Quand l’enfant est empêché, distrait, énervé ou mu par une trop grande exigence de réussite, au point d’inquiéter parents ou enseignants, pouvons-nous poser la question de ce qui préoccupe cet enfant-là, à ce moment-là ?
L’analyste recueille les manifestations d’un enfant-sujet, comme étant adressées à un Autre. Il se fait partenaire pour permettre à l’enfant d’aborder ses manifestations – mais aussi ses questionnements, ses éprouvés, ses savoirs.
L’enfant-sujet est confronté à un réel (celui de sa prématuration, des pulsions non unifiées, de la réalité sexuelle qui le déborde). Il ne parle pas, c’est la période dite de l’infans, mais son entourage lui suppose une parole et une volonté.
L’enfant est d’abord parlé : « Le bain de langage le détermine avant même qu’il soit né ceci par l’intermédiaire du désir où ses parents l’accueillent comme un objet privilégié. » Chaque enfant témoigne de ce que ce désir parental à son égard est supposé ne pas être anonyme.

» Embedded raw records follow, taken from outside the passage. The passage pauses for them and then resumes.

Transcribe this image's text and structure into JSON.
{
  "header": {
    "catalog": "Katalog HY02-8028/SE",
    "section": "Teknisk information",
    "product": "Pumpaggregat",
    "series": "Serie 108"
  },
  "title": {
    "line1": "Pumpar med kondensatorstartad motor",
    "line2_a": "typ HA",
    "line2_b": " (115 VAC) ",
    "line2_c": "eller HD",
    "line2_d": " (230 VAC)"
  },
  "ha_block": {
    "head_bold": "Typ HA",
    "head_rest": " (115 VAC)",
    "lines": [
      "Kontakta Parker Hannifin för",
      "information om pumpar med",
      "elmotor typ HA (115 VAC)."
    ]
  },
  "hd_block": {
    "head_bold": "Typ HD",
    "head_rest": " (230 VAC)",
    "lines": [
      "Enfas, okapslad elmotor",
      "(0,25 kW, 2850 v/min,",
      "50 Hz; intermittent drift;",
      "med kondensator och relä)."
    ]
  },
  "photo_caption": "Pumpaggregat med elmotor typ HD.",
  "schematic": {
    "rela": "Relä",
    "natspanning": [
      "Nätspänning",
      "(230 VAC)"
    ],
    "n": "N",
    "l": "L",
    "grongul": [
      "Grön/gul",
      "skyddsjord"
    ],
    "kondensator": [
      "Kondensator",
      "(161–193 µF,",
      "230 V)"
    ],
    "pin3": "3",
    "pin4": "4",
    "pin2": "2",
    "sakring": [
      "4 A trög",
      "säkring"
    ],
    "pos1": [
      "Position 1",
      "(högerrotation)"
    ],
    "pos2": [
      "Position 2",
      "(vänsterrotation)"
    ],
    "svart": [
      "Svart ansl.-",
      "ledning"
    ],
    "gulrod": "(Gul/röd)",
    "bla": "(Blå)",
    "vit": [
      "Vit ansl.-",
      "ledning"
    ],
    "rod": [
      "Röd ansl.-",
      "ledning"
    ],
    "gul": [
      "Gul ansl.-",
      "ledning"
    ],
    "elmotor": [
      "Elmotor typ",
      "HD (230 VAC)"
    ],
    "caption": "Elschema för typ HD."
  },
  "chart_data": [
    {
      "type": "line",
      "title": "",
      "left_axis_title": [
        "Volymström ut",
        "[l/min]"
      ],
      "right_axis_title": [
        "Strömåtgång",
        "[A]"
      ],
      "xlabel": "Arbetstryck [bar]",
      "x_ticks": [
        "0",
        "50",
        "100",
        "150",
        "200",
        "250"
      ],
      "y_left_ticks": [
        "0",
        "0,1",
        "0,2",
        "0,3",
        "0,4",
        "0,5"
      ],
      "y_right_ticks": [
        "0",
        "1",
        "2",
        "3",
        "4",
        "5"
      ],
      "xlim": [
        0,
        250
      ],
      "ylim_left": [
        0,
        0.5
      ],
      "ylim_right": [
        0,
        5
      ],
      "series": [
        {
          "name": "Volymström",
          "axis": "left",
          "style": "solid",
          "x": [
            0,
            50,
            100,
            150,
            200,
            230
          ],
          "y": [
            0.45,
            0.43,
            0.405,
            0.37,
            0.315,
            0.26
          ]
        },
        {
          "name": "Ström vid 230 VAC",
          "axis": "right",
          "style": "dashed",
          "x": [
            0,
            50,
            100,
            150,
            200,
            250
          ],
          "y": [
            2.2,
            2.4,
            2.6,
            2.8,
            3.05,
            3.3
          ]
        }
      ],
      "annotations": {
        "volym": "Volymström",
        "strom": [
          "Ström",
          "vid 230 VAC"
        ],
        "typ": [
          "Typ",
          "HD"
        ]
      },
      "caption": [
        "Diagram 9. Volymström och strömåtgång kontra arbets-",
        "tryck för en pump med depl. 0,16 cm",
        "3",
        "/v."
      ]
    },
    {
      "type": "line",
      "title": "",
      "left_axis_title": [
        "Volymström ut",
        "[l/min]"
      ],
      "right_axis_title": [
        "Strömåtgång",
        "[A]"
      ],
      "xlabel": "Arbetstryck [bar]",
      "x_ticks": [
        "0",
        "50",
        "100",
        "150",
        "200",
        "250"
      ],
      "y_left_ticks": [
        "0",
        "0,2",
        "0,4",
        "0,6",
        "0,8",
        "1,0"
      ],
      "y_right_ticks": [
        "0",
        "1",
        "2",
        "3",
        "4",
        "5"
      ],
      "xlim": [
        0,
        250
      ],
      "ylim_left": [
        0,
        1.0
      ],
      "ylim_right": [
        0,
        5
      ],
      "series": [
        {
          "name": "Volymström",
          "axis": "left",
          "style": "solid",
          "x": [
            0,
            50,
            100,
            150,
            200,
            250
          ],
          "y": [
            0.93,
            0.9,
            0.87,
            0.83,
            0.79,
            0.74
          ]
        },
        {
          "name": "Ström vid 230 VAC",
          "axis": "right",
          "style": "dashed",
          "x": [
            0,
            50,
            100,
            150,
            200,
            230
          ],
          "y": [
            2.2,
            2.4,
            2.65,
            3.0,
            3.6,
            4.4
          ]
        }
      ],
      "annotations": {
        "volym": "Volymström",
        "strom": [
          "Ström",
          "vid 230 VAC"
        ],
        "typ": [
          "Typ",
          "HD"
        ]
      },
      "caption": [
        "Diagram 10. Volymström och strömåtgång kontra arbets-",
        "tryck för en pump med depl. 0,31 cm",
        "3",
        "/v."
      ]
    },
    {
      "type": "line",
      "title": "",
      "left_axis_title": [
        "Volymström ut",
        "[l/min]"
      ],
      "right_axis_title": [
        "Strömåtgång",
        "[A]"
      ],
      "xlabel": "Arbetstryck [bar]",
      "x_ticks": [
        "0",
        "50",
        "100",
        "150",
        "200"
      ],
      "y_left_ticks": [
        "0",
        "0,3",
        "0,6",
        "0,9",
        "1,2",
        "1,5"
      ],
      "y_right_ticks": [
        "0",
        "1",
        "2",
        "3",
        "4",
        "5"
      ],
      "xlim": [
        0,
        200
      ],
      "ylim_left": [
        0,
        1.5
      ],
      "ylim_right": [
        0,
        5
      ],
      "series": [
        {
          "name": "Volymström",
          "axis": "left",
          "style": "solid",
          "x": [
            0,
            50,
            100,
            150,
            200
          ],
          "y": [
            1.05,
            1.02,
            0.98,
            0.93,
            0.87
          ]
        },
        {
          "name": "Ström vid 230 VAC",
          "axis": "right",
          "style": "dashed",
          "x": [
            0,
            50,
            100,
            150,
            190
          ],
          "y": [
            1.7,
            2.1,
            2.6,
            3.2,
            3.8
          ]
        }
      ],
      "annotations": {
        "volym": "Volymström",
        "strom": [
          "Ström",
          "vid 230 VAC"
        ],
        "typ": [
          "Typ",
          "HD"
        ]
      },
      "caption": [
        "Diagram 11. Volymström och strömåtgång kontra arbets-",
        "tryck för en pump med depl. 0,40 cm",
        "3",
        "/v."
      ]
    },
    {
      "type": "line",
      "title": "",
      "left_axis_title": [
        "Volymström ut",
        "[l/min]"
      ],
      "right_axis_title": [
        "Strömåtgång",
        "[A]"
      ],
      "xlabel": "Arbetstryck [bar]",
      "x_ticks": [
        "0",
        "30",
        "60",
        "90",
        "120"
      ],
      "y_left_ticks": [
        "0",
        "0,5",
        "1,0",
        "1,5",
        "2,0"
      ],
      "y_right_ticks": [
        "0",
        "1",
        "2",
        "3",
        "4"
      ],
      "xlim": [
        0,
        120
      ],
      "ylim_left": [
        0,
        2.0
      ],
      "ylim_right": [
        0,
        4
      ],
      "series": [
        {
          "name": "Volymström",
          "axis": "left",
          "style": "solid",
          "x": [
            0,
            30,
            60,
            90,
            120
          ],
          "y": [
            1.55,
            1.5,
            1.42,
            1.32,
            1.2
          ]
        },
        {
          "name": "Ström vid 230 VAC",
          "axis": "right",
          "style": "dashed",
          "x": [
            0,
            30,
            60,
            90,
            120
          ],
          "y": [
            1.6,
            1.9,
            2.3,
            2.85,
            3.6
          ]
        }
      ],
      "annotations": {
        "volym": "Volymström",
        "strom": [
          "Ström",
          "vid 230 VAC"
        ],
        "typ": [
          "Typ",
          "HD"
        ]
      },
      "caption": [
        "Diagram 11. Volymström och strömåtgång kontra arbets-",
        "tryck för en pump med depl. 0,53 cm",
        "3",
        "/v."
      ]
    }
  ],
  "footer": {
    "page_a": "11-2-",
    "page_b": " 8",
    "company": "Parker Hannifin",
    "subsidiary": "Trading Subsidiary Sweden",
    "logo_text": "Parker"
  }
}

La psychanalyse s’intéresse en premier lieu à la parole de l’enfant, en tant qu’elle lui sert à s’extraire du bain de langage qui l’assigne, voire le fige, à une place dans le discours. Une attention est ainsi portée à la façon dont l’enfant est parlé et à la manière dont il s’en débrouille, ce qu’il en fait pour se faire un corps à lui et une place qui lui convienne dans le monde.
Le discours courant a longtemps stigmatisé dans la langue française, quelque chose d’un lien d’origine pour nommer les enfants agités, impulsifs ou violents : c’étaient les « mauvaises graines », « vauriens » ou « sauvageons » qui n’en faisaient qu’à leur tête.
Changement d’époque, changement de discours. Aujourd’hui, l’effacement de la subjectivité pousse à la promotion d’une auto-détermination entendue dans les dires des enfants eux-mêmes.
Quand un enfant rencontre des difficultés, il est aujourd’hui communément admis qu’il dysfonctionne : il a un « problème de concentration », « gère mal ses émotions », a des « comportements inadaptés »… Si l’enfant obtient de bonnes notes à l’école, on relève alors la bonne cognition de son cerveau supposé apte à exécuter des tâches prévues à l’avance. Ce qu’il manifeste par ses oublis, ses ratages à répétition, ses colères, ou ses réussites est interprété, lu à partir de l’efficience de connexions neuronales qui marchent ou ne marchent pas. Sont collectés désormais pour chaque enfant les fonctionnements en déficit ou en excès, des compétences cognitives attendues lors dudit développement psychomoteur et socioaffectif. Ce nouveau paradigme donne lieu à une évaluation constante des compétences infantiles, de son degré d’autonomie, de sa capacité d’adaptation. S’en déduisent des troubles neurodéveloppementaux (TND) dans les sphères cognitive, attentionnels, d’attachement, identifiés hors de toute fonction d’appel. D’après les dernières études , les TND pourraient concerner un enfant sur dix. Le pas de plus revient à considérer qu’une validation scientifique s’impose, et celle-ci introduit un contrat rééducatif dont l’enfant aurait à répondre.
Le repérage d’un défaut dans le développement de l’enfant se substitue dorénavant à la dimension de l’adresse à un Autre des manifestations symptomatiques de l’enfant.
Interrogeons-nous autrement : comment un enfant peut-il trouver ses voies d’accès aux savoirs, aux autres ? Éduquer suppose une relation de confiance dans les savoirs de l’enfant et dans la recherche de ses solutions pour une autonomie qui l’inscrit de façon singulière auprès des autres. Il existe une prééminence du discours éducatif et le pari pour la psychanalyse porte sur l’invention subjective. L’analyste accueille ses nouvelles présentations et fait place à l’énonciation singulière de l’enfant. La psychanalyse depuis Freud donne chance au symptôme de s’inscrire comme lien social.
L’atelier réunit des professionnels de disciplines différentes, travaillant auprès d’enfants. En prenant appui sur les dires des enfants et de leurs parents, l’atelier cherche à remettre des écarts entre éducation et rééducation, diagnostic et accompagnement psychologique. Nous étudierons les conséquences d’une distinction entre dire et discours, seule façon de répondre de ses actes.